With the end of summer, the pushback against the Court's drift on disability rights in general and inclusive education in particular begins.
In this contribution for the Strasbourg Observers blog, hopefully the first in a series, I am trying to dissect and (begin at least) to interpret some of the more egregious failures in the judgment Stoian v. Romania.
While this judgment appears to be part of a trend on disability rights as discussed in my article, downgrading disability rights appears to have been used as pretext for the court, or this particular panel of judges, to take great liberties with its procedure in order to achieve a pre-conceived outcome.
Also included in the article is a link to some of my submissions and pieces of evidence in the case, if somebody cares to look into this matter in more detail - SEE THE FOLLOWING POST, below.
"Stoian v. Romania: the Court’s drift on disability rights intensifies
September 5, 2019 Guest Blogger Disability, Right to Education, Stoian v.

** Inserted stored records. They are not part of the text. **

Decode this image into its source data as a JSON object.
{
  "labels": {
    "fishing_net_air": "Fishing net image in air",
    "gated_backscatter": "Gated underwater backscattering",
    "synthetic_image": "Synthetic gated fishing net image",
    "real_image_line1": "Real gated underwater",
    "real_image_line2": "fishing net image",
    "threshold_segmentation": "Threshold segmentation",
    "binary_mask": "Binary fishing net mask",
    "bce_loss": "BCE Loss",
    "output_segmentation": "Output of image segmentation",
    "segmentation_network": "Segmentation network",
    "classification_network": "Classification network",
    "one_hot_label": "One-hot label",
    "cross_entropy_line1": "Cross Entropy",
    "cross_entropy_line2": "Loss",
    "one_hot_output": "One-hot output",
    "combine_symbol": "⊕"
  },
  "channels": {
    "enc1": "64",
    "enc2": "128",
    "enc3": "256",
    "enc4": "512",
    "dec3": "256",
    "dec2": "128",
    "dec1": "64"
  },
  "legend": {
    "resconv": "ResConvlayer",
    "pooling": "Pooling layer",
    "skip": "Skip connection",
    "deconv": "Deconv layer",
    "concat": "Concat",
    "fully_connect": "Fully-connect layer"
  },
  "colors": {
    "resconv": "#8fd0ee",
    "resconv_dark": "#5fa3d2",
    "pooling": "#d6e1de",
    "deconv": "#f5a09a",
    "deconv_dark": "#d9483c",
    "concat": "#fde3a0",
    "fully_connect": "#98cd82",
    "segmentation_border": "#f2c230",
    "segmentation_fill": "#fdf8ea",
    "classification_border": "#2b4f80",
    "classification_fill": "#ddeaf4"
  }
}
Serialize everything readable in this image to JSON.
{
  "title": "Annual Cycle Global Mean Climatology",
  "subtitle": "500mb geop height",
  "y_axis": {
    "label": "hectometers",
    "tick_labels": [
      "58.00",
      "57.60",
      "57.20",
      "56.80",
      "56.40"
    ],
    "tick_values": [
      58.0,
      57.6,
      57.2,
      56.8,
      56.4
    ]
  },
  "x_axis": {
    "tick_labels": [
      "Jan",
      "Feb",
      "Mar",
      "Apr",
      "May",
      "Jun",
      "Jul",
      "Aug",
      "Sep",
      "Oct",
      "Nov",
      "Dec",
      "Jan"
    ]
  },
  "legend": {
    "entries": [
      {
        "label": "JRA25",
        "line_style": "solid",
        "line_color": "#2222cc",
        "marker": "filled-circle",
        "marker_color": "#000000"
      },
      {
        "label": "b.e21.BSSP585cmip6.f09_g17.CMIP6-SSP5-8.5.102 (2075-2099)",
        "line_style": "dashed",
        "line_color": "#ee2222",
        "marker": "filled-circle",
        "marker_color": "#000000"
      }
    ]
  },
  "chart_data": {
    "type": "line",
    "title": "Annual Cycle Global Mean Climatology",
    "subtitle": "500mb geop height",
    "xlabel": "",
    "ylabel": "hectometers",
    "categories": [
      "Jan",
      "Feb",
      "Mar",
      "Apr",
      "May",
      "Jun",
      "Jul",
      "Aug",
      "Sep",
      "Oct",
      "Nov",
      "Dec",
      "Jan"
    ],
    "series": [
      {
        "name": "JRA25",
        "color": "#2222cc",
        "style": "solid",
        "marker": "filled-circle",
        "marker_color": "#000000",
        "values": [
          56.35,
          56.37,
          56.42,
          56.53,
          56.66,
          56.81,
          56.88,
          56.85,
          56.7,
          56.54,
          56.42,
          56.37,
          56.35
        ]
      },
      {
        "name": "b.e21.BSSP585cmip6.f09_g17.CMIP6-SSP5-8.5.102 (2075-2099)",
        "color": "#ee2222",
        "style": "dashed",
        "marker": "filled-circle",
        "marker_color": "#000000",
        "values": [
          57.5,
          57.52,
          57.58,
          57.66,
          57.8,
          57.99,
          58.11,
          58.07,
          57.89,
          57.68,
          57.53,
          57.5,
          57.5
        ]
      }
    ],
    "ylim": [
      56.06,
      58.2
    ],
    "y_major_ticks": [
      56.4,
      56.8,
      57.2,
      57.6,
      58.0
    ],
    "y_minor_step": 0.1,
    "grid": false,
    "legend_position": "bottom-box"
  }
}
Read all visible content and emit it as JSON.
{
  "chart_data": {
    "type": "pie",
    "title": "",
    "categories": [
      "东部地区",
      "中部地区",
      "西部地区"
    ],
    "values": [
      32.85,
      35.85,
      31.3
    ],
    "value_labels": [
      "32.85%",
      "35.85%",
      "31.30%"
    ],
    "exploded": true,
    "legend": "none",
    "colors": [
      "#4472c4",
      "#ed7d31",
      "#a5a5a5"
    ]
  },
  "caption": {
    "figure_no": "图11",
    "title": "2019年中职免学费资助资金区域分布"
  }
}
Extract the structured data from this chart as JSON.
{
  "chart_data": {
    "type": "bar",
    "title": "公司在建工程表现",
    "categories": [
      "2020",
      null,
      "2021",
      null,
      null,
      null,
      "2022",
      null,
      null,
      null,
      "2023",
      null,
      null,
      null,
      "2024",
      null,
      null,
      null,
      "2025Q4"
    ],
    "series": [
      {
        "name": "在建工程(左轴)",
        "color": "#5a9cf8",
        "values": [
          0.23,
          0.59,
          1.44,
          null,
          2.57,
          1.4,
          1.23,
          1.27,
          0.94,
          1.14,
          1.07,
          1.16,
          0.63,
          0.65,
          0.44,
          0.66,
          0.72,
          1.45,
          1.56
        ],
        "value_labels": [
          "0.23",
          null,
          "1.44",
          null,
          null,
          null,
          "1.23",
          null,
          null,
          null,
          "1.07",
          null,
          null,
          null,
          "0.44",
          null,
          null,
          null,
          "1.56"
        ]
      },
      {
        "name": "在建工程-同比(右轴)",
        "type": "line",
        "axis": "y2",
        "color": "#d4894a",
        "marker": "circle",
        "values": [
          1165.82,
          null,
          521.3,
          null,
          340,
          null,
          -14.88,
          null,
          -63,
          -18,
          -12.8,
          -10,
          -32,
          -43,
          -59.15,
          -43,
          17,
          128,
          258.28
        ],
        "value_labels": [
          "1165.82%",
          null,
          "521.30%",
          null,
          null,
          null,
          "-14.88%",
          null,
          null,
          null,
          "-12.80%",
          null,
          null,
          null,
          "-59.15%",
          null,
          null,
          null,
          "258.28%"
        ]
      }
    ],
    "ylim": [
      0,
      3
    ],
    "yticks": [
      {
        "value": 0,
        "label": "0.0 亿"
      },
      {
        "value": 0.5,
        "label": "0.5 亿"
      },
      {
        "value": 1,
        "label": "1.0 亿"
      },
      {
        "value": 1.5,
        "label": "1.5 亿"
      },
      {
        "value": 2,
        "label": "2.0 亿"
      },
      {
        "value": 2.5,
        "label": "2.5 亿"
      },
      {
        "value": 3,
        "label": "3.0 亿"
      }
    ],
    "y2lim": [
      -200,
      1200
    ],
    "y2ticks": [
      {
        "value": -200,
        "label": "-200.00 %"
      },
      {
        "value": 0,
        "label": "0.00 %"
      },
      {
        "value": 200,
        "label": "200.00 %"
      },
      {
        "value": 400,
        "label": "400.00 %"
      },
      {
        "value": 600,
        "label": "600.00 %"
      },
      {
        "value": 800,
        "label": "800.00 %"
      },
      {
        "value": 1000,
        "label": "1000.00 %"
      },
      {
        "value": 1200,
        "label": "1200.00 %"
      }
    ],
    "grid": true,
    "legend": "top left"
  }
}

Romania
By Constantin Cojocariu
By Constantin Cojocariu
On 25 June 2019, the Court released an eagerly awaited judgment in the case of Stoian v. Romania, brought by a disabled child and his mother, who complained about the denial of the right to education. The Court, ruling as a Committee, rejected all claims, brutally ending an unprecedented litigation campaign on inclusive education that lasted a decade. While the judgment generated outcry among disability rights activists worldwide, it also displayed warning signs about procedural shortcuts taken by the Court and its approach to vulnerable applicants more widely. The judgment’s bottom line, that the fundamental rights of persons of disabilities are primarily a matter of resources that disqualifies them from protection under the Convention, is relatively unsurprising, though depressing and not befitting of a human rights court. What is more interesting is how the Court reached this verdict, by downgrading the case to the three-judge Committee level, by distorting the facts, by adopting the Government’s views wholesale and by refusing to apply meaningful scrutiny. In that sense, to some extent, what is lacking from the official record is more interesting than what was included. This is why an admittedly partisan account of the judgment such as the present one – I acted as the applicants’ co-counsel – may prove interesting to the readers of the Strasbourg Observers blog."